A good film, but yet too sad and painful
Linda Linguvic | New York City | 01/08/2001
(4 out of 5 stars)
"Filmed in China without the government's approval, this movie marks the directional debut of Joan Chen who starred in The Last Emperor and who has also been seen on American television. It is a sad and moving story of a young teenage girl during the cultural revolution.Lu Lu is 15 in 1975 when she volunteers to be sent to the country in the sweep of patriotic fever and is sweeping the country. After a year she is sent on a special assignment: to learn horse herding in Tibet under the tutelage of an older man, Lopsang, who cannot function sexually because he had been castrated twenty years before. They share a dilapidated tent in a remote area of the grasslands of Tibet for what is supposed to be only a six month assignment. They learn to adjust to each other in spite of the fact that she is headstrong and a bit spoiled. He is good to her and a real affection develops between them. However, when the 6 months is up, she is abandoned by the government. The cultural revolution is breaking up and the project has been disbanded. A passing peddler then seduces her with promises of a travel visa, but he abandons her too and then there a series of men who visit her in her tent with empty promises. Through all this, the audience watches the changes in the once-hopeful young girl and the silent concern of Lopsang. It soon becomes painfully clear that this movie will have a tragic conclusion. I understand this film has won some awards and I hope it wins more. It certainly deserves it. Great acting and characterization. Fine cinematography. And a deep and stark reality of the corruption of the Chinese government. Some parts were unclear though and it could have used better editing. And even though it was only 100 minutes long, it was much too slow for my taste.

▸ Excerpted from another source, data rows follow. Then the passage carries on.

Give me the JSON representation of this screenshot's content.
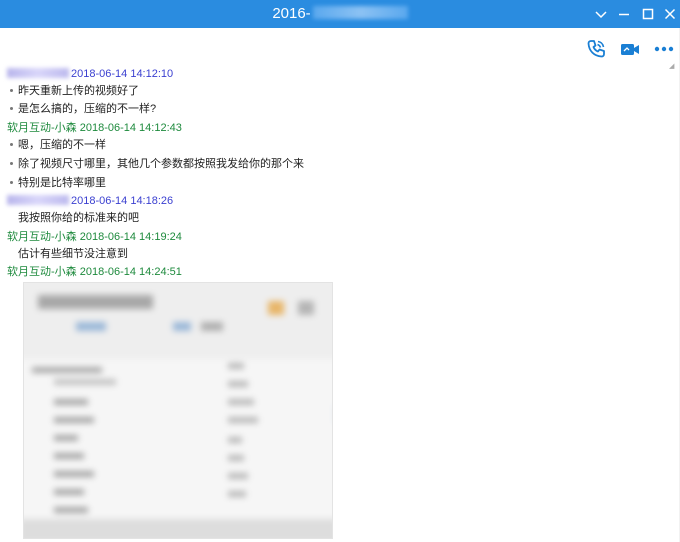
{
  "window": {
    "title_prefix": "2016-",
    "accent": "#2a8ce0"
  },
  "toolbar": {
    "icons": [
      "phone-icon",
      "video-camera-icon",
      "more-icon"
    ]
  },
  "messages": [
    {
      "type": "header",
      "sender": "",
      "time": "2018-06-14 14:12:10",
      "side": "peer",
      "name_blurred": true
    },
    {
      "type": "text",
      "text": "昨天重新上传的视频好了",
      "bullet": true
    },
    {
      "type": "text",
      "text": "是怎么搞的，压缩的不一样?",
      "bullet": true
    },
    {
      "type": "header",
      "sender": "软月互动-小森",
      "time": "2018-06-14 14:12:43",
      "side": "me"
    },
    {
      "type": "text",
      "text": "嗯，压缩的不一样",
      "bullet": true
    },
    {
      "type": "text",
      "text": "除了视频尺寸哪里，其他几个参数都按照我发给你的那个来",
      "bullet": true
    },
    {
      "type": "text",
      "text": "特别是比特率哪里",
      "bullet": true
    },
    {
      "type": "header",
      "sender": "",
      "time": "2018-06-14 14:18:26",
      "side": "peer",
      "name_blurred": true
    },
    {
      "type": "text",
      "text": "我按照你给的标准来的吧",
      "bullet": false
    },
    {
      "type": "header",
      "sender": "软月互动-小森",
      "time": "2018-06-14 14:19:24",
      "side": "me"
    },
    {
      "type": "text",
      "text": "估计有些细节没注意到",
      "bullet": false
    },
    {
      "type": "header",
      "sender": "软月互动-小森",
      "time": "2018-06-14 14:24:51",
      "side": "me"
    },
    {
      "type": "image",
      "blurred": true
    }
  ],
  "colors": {
    "peer_name": "#3a3fd0",
    "my_name": "#1e8a3d",
    "text": "#222222",
    "icon": "#1a7fd4"
  }
}
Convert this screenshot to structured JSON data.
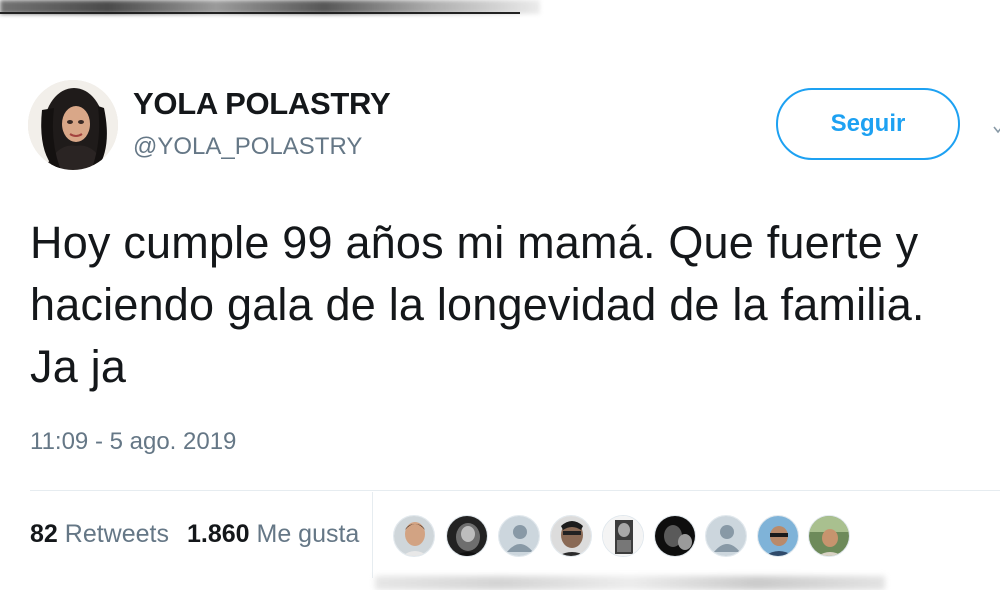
{
  "user": {
    "display_name": "YOLA POLASTRY",
    "handle": "@YOLA_POLASTRY",
    "avatar_icon": "profile-avatar-photo"
  },
  "follow_button": {
    "label": "Seguir",
    "color": "#1da1f2"
  },
  "more_icon": "chevron-down-icon",
  "tweet": {
    "text_line1": "Hoy cumple 99 años mi mamá. Que fuerte y",
    "text_line2": "haciendo gala de la longevidad de la familia.",
    "text_line3": "Ja ja",
    "timestamp": "11:09 - 5 ago. 2019"
  },
  "stats": {
    "retweets_count": "82",
    "retweets_label": "Retweets",
    "likes_count": "1.860",
    "likes_label": "Me gusta"
  },
  "likers": [
    {
      "name": "liker-avatar-1",
      "type": "photo"
    },
    {
      "name": "liker-avatar-2",
      "type": "photo"
    },
    {
      "name": "liker-avatar-3",
      "type": "default"
    },
    {
      "name": "liker-avatar-4",
      "type": "photo"
    },
    {
      "name": "liker-avatar-5",
      "type": "photo"
    },
    {
      "name": "liker-avatar-6",
      "type": "photo"
    },
    {
      "name": "liker-avatar-7",
      "type": "default"
    },
    {
      "name": "liker-avatar-8",
      "type": "photo"
    },
    {
      "name": "liker-avatar-9",
      "type": "photo"
    }
  ]
}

In spite of its strengths, it is not for everyone. It was too sad and painful. There's enough of that on the news right now."
A brilliant work
A. Bondar | New Hampshire, United States | 01/14/2000
(5 out of 5 stars)
"This directing debut for Joan Chen surpassed all of my expectations. Yes, the movie leaves you with a horrible feeling, it can make you loose your sleep even. But how could one expect a sweet relieving ending for a great movie portraying the brutalities of the 70s in a red China? There was no justice and future for someone like Xiu Xiu in those days. And softening the ugly images of her life would do an injustice to the millions of broken and lost women who were unfortunate to be born in the Socialist countries, often deprived of the basic human rights. History's grimaces can be truly disturbing and shocking to the majority of Americans reared on a happy-end tradition of the Hollywood. And Chen's faithfulness to her material, as well as great acting by Lu Lu and Lopsang, make this low-budget movie so compellingly, yet painfully, realistic."